Winter freeze cost NIW £7.5 million
The winter freeze cost Northern Ireland Water £7.5 million, a report has revealed.
The most severe temperatures for a century over the festive period left an estimated 450,000 people without water, some for weeks on end.
A report by utility regulator Shane Lynch criticised communications at state-owned water provider NIW but said the mains network performed as well as could be expected and added there was no need for immediate change in investment levels.
It warned NIW was not prepared for a crisis of this magnitude and pointed to a failure of the company's executive leadership.
The report, which features 51 conclusions, said: "The estimated cost of this incident to NI Water was of the order of £7.5 million. This does not reflect the considerable costs that many individual households and commercial premises incurred."
December 2010 was the coldest month in the past 100 years but the report said the conditions could happen again in the near future.
Overall, NIW's equipment including the mains network performed well despite freezing conditions, and their performance does not suggest that under-investment was a cause of the problems experienced.
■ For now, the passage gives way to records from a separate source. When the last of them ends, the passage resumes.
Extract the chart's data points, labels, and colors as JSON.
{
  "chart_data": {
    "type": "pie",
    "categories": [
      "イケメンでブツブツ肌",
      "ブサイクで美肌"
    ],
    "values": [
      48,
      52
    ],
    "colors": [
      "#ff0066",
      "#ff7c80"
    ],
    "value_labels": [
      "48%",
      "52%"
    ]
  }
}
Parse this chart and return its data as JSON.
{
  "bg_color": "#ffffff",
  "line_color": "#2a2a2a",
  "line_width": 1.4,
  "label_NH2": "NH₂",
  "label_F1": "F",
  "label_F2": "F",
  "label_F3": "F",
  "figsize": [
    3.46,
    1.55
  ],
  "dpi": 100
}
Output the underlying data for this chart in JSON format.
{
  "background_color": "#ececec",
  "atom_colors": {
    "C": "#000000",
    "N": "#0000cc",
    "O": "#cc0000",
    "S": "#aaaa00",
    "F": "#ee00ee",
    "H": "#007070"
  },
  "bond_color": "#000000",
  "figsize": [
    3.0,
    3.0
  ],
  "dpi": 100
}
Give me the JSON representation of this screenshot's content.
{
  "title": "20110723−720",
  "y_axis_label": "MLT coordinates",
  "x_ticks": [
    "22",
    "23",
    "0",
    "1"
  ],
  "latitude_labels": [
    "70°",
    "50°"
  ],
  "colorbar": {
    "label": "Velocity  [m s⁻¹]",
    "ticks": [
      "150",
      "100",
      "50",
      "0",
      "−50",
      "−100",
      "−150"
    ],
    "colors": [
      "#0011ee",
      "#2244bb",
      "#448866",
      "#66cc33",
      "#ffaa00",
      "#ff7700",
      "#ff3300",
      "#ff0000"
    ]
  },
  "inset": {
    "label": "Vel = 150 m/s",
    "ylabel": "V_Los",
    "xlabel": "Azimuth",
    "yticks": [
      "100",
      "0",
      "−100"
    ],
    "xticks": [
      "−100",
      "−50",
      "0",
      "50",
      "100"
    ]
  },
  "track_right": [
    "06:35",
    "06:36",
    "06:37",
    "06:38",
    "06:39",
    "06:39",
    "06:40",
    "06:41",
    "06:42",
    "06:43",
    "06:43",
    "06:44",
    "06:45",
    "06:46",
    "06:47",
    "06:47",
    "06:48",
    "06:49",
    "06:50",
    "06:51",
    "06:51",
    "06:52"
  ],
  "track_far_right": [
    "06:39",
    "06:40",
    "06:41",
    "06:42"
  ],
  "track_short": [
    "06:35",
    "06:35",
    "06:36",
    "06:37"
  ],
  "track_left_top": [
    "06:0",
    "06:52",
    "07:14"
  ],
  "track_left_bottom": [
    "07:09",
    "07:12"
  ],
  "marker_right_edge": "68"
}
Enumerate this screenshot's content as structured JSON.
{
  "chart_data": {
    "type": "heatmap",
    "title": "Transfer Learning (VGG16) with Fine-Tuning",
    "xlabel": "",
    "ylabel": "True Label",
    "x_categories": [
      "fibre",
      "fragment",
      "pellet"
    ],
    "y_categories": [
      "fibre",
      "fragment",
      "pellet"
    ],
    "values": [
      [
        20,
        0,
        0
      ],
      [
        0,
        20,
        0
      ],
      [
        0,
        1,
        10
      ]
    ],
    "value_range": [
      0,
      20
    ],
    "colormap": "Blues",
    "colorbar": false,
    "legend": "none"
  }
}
The report said: "NI Water's mains performed as well as could be expected under the harsh conditions by comparison with other water mains in the rest of the UK.
"Therefore, there is no need for an immediate change in mains infrastructure investment levels. However, there is a need for some further capital investment focused on improved flexibility of mains operation and better monitoring. There is also a need to think about the future investment needs arising from water resources management and a changing climate."
The 121-page document said not all of the consumer service lessons from the 2009/10 freeze/thaw had been addressed, and this compounded the customer communications failure during the incident.